Matière à réflexion : peser la santé et l’investissement à l’ère de la nouvelle pandémie

By Sarah Brewin

A mesure que le fardeau des maladies non transmissibles augmente, les pays réglementent de plus en plus les produits alimentaires et les boissons néfastes qui peuvent les causer. Mais vont-ils bientôt sentir le gel réglementaire ?

En mars, le New York Times a indiqué que les États-Unis étaient en pourparlers pour renégocier le controversé Accord de libre-échange nord-américain (ALENA) afin d’empêcher les trois gouvernements membres d’avoir recours à des lois sur l’étiquetage des produits visant à avertir les consommateurs sur les risques pour la santé liés à la malbouffe.

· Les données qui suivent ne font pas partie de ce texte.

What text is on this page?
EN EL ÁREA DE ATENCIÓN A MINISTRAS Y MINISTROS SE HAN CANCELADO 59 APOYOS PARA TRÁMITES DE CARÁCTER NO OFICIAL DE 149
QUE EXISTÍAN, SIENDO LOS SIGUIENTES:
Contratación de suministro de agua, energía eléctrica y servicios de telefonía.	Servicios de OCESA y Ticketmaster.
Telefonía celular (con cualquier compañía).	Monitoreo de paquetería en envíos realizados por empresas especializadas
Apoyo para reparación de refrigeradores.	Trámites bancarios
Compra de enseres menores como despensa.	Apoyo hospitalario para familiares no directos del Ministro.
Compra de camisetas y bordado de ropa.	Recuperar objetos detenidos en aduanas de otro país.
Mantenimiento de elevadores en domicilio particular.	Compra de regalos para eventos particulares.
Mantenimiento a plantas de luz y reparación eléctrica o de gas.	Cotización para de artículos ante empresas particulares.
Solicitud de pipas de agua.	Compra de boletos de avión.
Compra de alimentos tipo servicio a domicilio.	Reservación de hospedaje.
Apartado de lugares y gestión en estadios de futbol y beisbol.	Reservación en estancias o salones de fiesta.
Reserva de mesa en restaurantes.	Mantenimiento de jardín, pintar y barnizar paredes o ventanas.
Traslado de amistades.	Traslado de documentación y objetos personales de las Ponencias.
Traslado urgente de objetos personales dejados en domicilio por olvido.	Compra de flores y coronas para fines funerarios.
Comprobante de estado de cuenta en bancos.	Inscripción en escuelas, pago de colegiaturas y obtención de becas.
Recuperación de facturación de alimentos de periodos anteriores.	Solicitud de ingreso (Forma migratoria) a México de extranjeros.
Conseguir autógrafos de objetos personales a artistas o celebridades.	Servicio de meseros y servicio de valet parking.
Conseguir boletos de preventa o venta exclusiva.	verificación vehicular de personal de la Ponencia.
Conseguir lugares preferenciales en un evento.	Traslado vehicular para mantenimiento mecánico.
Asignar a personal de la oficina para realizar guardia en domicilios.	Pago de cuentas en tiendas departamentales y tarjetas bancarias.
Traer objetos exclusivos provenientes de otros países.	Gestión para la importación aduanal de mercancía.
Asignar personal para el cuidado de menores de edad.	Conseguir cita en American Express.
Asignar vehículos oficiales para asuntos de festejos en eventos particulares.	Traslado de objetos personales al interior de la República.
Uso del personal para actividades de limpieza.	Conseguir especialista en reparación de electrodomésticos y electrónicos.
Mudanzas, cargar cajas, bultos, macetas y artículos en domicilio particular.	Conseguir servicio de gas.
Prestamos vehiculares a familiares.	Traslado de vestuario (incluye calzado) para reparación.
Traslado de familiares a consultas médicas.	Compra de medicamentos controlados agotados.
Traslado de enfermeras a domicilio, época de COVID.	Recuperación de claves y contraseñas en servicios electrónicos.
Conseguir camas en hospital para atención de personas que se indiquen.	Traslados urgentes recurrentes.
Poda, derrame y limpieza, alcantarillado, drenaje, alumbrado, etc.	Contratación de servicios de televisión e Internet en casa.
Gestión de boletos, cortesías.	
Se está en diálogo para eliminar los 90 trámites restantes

Il s’agit du dernier d’une série de développements laissant présager un affrontement potentiel entre les accords commerciaux et d’investissement et les mesures de santé publique visant à réduire les maladies non transmissibles.

Les maladies non transmissibles représentent l’un plus grands défis du développement de ce siècle. Ces maladies sont chroniques, non-infectieux comme les crises cardiaques, les accidents vasculaires cérébraux, le cancer, l’asthme et le diabète. Parmi les causes à l’origine de ces maladies, il y a ce que nous mangeons et buvons, en particulier les boissons sucrées et les produits alimentaires transformés riches en graisses saturées, en sucre et en sodium.

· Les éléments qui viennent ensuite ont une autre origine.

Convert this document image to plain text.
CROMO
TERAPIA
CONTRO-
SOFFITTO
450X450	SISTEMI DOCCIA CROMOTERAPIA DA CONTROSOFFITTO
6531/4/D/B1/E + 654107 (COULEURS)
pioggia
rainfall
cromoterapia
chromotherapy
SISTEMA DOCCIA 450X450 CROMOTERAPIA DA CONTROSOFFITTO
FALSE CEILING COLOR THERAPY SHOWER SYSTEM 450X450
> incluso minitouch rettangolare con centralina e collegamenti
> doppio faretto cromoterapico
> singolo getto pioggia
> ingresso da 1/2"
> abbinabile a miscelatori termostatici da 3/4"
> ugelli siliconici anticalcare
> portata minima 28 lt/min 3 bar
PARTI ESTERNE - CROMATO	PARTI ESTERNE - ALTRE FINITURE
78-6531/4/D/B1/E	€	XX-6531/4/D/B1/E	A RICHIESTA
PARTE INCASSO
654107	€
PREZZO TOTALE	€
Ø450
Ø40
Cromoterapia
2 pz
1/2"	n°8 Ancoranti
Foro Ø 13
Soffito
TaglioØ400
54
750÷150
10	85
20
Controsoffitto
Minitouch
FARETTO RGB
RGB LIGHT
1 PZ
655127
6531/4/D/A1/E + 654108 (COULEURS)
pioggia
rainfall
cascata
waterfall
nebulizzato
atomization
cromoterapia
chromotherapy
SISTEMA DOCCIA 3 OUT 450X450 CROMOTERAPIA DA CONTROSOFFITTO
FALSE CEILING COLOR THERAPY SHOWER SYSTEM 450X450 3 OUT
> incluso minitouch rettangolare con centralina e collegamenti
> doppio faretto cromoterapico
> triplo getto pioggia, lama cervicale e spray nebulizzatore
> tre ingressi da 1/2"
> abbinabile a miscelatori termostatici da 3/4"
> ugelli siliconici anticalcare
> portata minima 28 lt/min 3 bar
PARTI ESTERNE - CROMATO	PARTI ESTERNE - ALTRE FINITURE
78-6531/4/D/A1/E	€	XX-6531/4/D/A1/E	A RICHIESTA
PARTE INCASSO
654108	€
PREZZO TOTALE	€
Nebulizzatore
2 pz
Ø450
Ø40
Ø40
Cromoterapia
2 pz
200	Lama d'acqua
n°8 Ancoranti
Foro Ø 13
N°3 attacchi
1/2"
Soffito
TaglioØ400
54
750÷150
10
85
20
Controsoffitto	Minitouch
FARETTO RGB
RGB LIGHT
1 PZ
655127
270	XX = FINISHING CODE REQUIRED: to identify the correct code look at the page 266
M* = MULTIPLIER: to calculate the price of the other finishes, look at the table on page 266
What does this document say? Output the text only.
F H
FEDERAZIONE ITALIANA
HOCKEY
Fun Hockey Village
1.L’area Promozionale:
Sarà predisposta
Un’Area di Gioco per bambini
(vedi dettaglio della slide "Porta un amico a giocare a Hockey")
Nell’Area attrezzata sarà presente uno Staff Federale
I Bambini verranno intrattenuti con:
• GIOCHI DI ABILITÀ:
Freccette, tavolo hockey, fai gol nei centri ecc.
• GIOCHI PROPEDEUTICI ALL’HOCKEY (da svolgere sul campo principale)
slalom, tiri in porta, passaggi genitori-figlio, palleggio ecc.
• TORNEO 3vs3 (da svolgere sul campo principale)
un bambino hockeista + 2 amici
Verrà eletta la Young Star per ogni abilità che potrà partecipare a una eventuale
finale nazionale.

Les maladies non transmissibles tuent 40 millions de personnes chaque année et représentent 70 % des décès dans le monde. Nous avons tendance à considérer ce type de maladies comme un « problème des pays développés » touchant les pays où les revenus élevés, l’urbanisation et les emplois de bureau sédentaires ont tous contribué à des habitudes de vie et de consommation malsaines. Mais cela a changé au cours des dernières années et aujourd’hui 80 % des décès « prématurés » dus à des maladies non transmissibles surviennent dans des pays à revenu faible ou moyen. Plus étonnant encore, 62 % des personnes obèses ou en surpoids dans le monde vivent dans des pays à revenu faible ou intermédiaire.

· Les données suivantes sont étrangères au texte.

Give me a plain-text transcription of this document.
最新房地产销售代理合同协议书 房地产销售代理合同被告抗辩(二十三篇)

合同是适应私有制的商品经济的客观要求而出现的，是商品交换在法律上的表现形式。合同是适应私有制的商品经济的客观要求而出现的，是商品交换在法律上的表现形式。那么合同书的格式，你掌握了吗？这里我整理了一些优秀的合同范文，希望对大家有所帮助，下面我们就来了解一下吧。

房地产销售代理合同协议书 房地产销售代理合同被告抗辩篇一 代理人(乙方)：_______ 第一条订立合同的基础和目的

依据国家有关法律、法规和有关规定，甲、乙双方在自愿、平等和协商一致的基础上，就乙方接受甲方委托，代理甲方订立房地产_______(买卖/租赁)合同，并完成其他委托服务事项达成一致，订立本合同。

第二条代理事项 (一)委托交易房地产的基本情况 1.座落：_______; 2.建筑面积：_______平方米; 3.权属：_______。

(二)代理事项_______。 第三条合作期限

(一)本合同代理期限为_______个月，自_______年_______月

De plus en plus d’indices indiquent que « Big Food » et « Big Soda », soit les grosses sociétés de produits alimentaires et de boissons sucrées, pourraient commencer à adopter des approches semblables à celles de l’industrie du tabac pour résister à la réglementation de leurs produits.

Cela s’explique en partie par le fait que l’augmentation des revenus et l’évolution des préférences alimentaires dans les pays en développement ont fait grimper la demande de boissons et de produits alimentaires transformés malsains. Et les multinationales de l’industrie alimentaire et des boissons sont soucieuses de répondre à cette demande. La société Coca-Cola a été parmi les premières entreprises étrangères à avoir obtenu un permis d’investissement en Birmanie en 2013. La société YUM! Brands, qui détient KFC et Pizza Hut, s’emploie activement à s’implanter sur les marchés de l’Afrique subsaharienne. Le mois dernier, elle est devenue la première grande franchise alimentaire internationale en Éthiopie, avec l’ouverture d’un Pizza Hut à Addis-Abeba.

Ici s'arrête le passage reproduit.